The sower sows seeds in a way totally different than that. It may waste a lot of seeds, but it has other advantages. With old fashioned seeds, you don’t know always know what you are going to get; it could cross pollinate with another plant and grow some totally different kind of tomato. It’s unpredictable, you take your chances. But it also adapts and changes. My husband is sort of a vegetable gardening nut, and he will only buy the old fashioned kind of seeds, because you can’t save genetically engineered seeds. You can’t grow a Big Boy tomato, dry the seeds, and plant them to get tomatoes next year. they won’t grow, they are sterile. But with old-fashioned seeds, you can save a couple of tomatoes and replant the seeds for next year, and they actually adapt to your backyard. That’s what Dave has been trying to do. If you do it year to year, saving the best tomatoes for seeds, they will get more and more adapted to the particular soil and weather of your own backyard. That’s natural selection, right? So your tomatoes, in a few years, might be very different from your neighbors or somebody’s in another state. Lots of different tomatoes, diversity, adaptability, unpredictability, I wonder if those are values of this sower who is sowing. I wonder if that is why the sower throws the seed liberally everywhere, rather than planting a few super-seeds.
     You’d think, wouldn’t you, that God would go for the super-seeds, that God would want to create heroes and perfect disciples to do everything right to make God’s plans happen? That’s our human impression sometimes, but God apparently doesn’t work like that. God sows seed everywhere. We’re not super-disciples, but apparently, maybe were not supposed to be. Perhaps, like the opossum, we need to remember that the life is in the seed, and part of our job is to get out of the way, clear away the thorns and rocks, and let God do the work. Really, all of us are all four kinds of soil.  We all have our thorns, our anxieties and concerns that keep us from God, we all have our hard places and sudden enthusiasms that we don’t follow through on.
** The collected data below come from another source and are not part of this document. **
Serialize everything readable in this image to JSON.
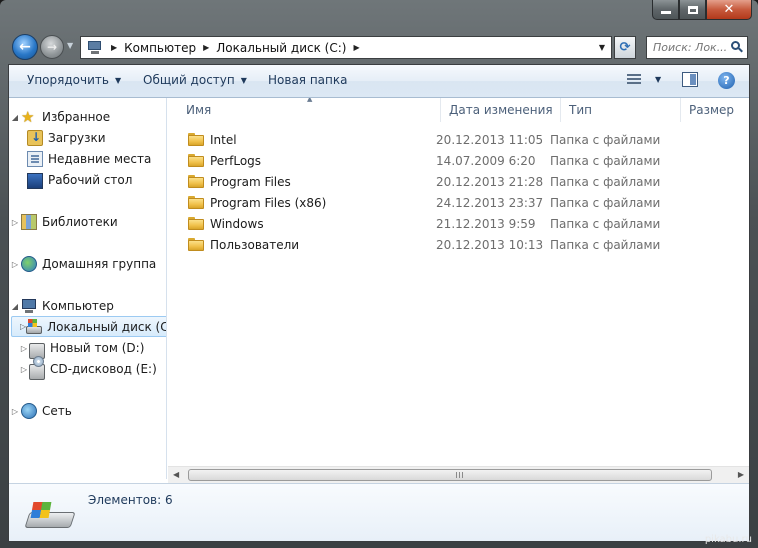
{
  "window": {
    "caption": {
      "minimize": "minimize",
      "maximize": "maximize",
      "close": "close"
    }
  },
  "address": {
    "crumbs": [
      "Компьютер",
      "Локальный диск (C:)"
    ]
  },
  "search": {
    "placeholder": "Поиск: Лок..."
  },
  "toolbar": {
    "organize_label": "Упорядочить",
    "share_label": "Общий доступ",
    "new_folder_label": "Новая папка",
    "help_label": "?"
  },
  "nav": {
    "favorites": "Избранное",
    "downloads": "Загрузки",
    "recent": "Недавние места",
    "desktop": "Рабочий стол",
    "libraries": "Библиотеки",
    "homegroup": "Домашняя группа",
    "computer": "Компьютер",
    "local_disk": "Локальный диск (C:)",
    "new_volume": "Новый том (D:)",
    "cd_drive": "CD-дисковод (E:)",
    "network": "Сеть"
  },
  "columns": {
    "name": "Имя",
    "date": "Дата изменения",
    "type": "Тип",
    "size": "Размер"
  },
  "files": [
    {
      "name": "Intel",
      "date": "20.12.2013 11:05",
      "type": "Папка с файлами"
    },
    {
      "name": "PerfLogs",
      "date": "14.07.2009 6:20",
      "type": "Папка с файлами"
    },
    {
      "name": "Program Files",
      "date": "20.12.2013 21:28",
      "type": "Папка с файлами"
    },
    {
      "name": "Program Files (x86)",
      "date": "24.12.2013 23:37",
      "type": "Папка с файлами"
    },
    {
      "name": "Windows",
      "date": "21.12.2013 9:59",
      "type": "Папка с файлами"
    },
    {
      "name": "Пользователи",
      "date": "20.12.2013 10:13",
      "type": "Папка с файлами"
    }
  ],
  "details": {
    "count_text": "Элементов: 6"
  },
  "watermark": "pikabu.ru",
  "icons": {
    "back": "back-arrow-icon",
    "forward": "forward-arrow-icon",
    "folder": "folder-icon",
    "search": "search-icon"
  },
  "colors": {
    "accent": "#1e395b",
    "selection": "#d7ebfb",
    "folder": "#f0c14b"
  }
}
And we all have our deep ground, too. We can all be better gardeners, and spending time tilling our soil, clearing away the rocks and thorns, finding our roots, is important. How we respond to God’s seeds, God’s growth in us, is our part of the work.
            But what the story is about  is how God’s purposes come true. No matter where the seed is sown, the harvest will happen. Can we let that seed, the knowledge that God’s love for us, and life in us,  is not based on our worth or actions or perfections, can we let it fall on fertile soil in our hearts and mind, and let it root deeply and grow tall.